AI Deep Learning Accelerates Drug Development

AI Deep Learning Accelerates Drug Development

Deep learning is a subset of artificial intelligence (AI) that mimics the neural networks of the human brain to learn from large amounts of data, enabling machines to solve complex problems. Deep learning technology has made significant progress in the biomedical field. Researchers have developed a series of application based on deep learning for disease diagnosis, protein design, and medical image recognition. The pharmaceutical industry is also beginning to recognize the importance of deep learning technology, hoping to leverage it to accelerate drug development and reduce costs.

Application of Deep Learning in Drug Development

Previous studies have demonstrated that deep learning technology offers significant advantages in several key areas of drug development, including optimization of chemical synthesis routes, ADME-Tox prediction, target identification and validation and generation of novel molecules.


Figure 1. A broad overview of drug development and the place of virtual screening in this process[1].

Virtual Screening: Protein-Ligand Affinity

Deep learning can learn and identify potential binding patterns by comparing known protein-small molecule binding instances. During the training process, the deep learning models continuously optimize their parameters to enhance the accuracy and reliability of their predictions.

Yelena Guttman et al. developed a CYP3A4 inhibitor prediction model based on DeepChem framework. They created a KNIME workflow for data curation and employed the DeepChem module in Maestro to build a categorical classifier. This classifier was then used to virtually screen approximately 68,900 compounds from the FooDB database, leading to the successful identification of two new CYP3A4 inhibitors[2].
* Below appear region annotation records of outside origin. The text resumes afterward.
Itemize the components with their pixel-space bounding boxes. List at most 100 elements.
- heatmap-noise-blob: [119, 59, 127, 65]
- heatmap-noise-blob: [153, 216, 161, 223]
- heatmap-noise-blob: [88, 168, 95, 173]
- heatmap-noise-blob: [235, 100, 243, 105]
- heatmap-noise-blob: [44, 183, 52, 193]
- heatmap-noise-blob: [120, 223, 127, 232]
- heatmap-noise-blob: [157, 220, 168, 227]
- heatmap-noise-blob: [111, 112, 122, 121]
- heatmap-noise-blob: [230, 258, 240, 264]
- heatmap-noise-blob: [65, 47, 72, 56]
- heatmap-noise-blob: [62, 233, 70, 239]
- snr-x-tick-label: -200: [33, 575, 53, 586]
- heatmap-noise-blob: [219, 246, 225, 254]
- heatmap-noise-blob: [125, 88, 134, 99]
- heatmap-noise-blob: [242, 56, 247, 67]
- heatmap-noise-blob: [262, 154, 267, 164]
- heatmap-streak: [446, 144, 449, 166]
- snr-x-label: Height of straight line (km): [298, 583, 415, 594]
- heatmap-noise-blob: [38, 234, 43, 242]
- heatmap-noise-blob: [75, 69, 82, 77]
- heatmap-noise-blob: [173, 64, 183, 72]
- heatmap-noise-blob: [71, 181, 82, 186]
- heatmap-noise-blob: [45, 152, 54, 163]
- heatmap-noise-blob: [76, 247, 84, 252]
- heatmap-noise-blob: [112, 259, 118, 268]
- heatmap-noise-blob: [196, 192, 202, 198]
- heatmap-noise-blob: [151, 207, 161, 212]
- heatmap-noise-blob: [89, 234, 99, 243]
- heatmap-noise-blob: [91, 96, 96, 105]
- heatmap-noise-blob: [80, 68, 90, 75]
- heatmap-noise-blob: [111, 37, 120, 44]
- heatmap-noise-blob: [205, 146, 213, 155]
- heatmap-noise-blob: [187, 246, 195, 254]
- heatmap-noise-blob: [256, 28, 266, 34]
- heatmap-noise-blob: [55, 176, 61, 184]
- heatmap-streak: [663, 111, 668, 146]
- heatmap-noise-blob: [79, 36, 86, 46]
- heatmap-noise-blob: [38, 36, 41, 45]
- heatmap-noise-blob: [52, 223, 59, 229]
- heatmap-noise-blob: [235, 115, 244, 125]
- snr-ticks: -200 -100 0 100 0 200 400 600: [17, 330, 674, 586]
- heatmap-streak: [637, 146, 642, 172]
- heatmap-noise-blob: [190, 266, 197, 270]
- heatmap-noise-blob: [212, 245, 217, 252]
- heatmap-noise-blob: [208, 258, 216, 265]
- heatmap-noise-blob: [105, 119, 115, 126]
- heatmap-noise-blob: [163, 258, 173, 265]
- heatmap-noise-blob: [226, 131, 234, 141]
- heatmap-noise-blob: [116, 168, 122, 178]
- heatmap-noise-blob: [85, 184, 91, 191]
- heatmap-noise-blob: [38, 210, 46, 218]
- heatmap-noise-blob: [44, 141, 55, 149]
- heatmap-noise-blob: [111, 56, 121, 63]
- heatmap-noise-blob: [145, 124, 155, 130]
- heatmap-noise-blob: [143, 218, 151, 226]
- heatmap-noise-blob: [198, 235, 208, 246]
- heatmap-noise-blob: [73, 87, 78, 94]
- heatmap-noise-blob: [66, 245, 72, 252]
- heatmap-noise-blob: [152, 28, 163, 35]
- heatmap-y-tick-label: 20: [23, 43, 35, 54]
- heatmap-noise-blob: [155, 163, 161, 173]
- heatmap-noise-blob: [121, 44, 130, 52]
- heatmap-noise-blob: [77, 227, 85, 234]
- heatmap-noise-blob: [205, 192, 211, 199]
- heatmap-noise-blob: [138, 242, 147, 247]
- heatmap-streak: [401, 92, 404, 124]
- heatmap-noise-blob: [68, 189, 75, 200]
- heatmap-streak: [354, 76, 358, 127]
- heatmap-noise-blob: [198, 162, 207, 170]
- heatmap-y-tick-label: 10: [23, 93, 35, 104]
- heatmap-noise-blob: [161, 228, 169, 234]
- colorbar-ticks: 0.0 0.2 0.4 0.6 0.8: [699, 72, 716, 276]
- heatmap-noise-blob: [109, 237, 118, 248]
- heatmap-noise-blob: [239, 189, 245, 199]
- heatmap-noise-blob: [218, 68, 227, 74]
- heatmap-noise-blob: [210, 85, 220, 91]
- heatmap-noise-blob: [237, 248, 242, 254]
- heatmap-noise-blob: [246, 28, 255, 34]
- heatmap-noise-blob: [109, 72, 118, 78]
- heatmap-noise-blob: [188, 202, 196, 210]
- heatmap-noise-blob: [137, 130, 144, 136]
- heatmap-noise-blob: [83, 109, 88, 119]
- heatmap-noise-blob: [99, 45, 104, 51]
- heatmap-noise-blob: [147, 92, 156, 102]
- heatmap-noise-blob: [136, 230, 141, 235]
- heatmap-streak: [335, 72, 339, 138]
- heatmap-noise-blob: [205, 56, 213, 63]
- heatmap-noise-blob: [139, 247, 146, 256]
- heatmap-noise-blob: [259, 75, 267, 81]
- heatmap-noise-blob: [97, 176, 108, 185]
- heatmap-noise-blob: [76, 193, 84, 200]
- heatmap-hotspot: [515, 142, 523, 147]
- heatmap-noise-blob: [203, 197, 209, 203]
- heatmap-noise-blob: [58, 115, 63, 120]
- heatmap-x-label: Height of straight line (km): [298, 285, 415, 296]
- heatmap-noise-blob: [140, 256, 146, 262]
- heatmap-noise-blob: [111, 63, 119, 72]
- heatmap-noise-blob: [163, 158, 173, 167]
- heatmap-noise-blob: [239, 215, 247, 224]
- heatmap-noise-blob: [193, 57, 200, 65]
Figure 2. Prediction of CYP3A4 Inhibitors Based on DeepChem[2].A workflow in KNIME analytics platform 4.0.314 was created to prepare and analyze the virtual screening.


ADME-Tox Prediction

Poor pharmacokinetic properties as well as toxicity issues are considered the main reasons for terminating the development process for drug candidates. Thus, there is an increasing need for robust screening methods to provide early information on absorption, distribution, metabolism, excretion, and toxicity (ADME-Tox) properties of compounds. Many studies have shown by leveraging these extensive ADME datasets, deep learning models can automatically identify and extract complex relationships between compound features and their corresponding ADMET properties. These trained models can then be used to predict the ADME properties of new compounds, thereby accelerating the process of drug discovery and development.

Liu et al. utilized directed message passing neural networks (D-MPNN, Chemprop) to predict the Nrf2 dietary-derived agonists and safety of compounds in the FooDB database. They successfully identified Nicotiflorin, a drug that exhibits both agonistic activity of Nrf2 and safety, which was validated in vitro and in vivo[3].


Figure 3. Using Deep-Learning Model D-MPNN to Assess Drug Safety[3].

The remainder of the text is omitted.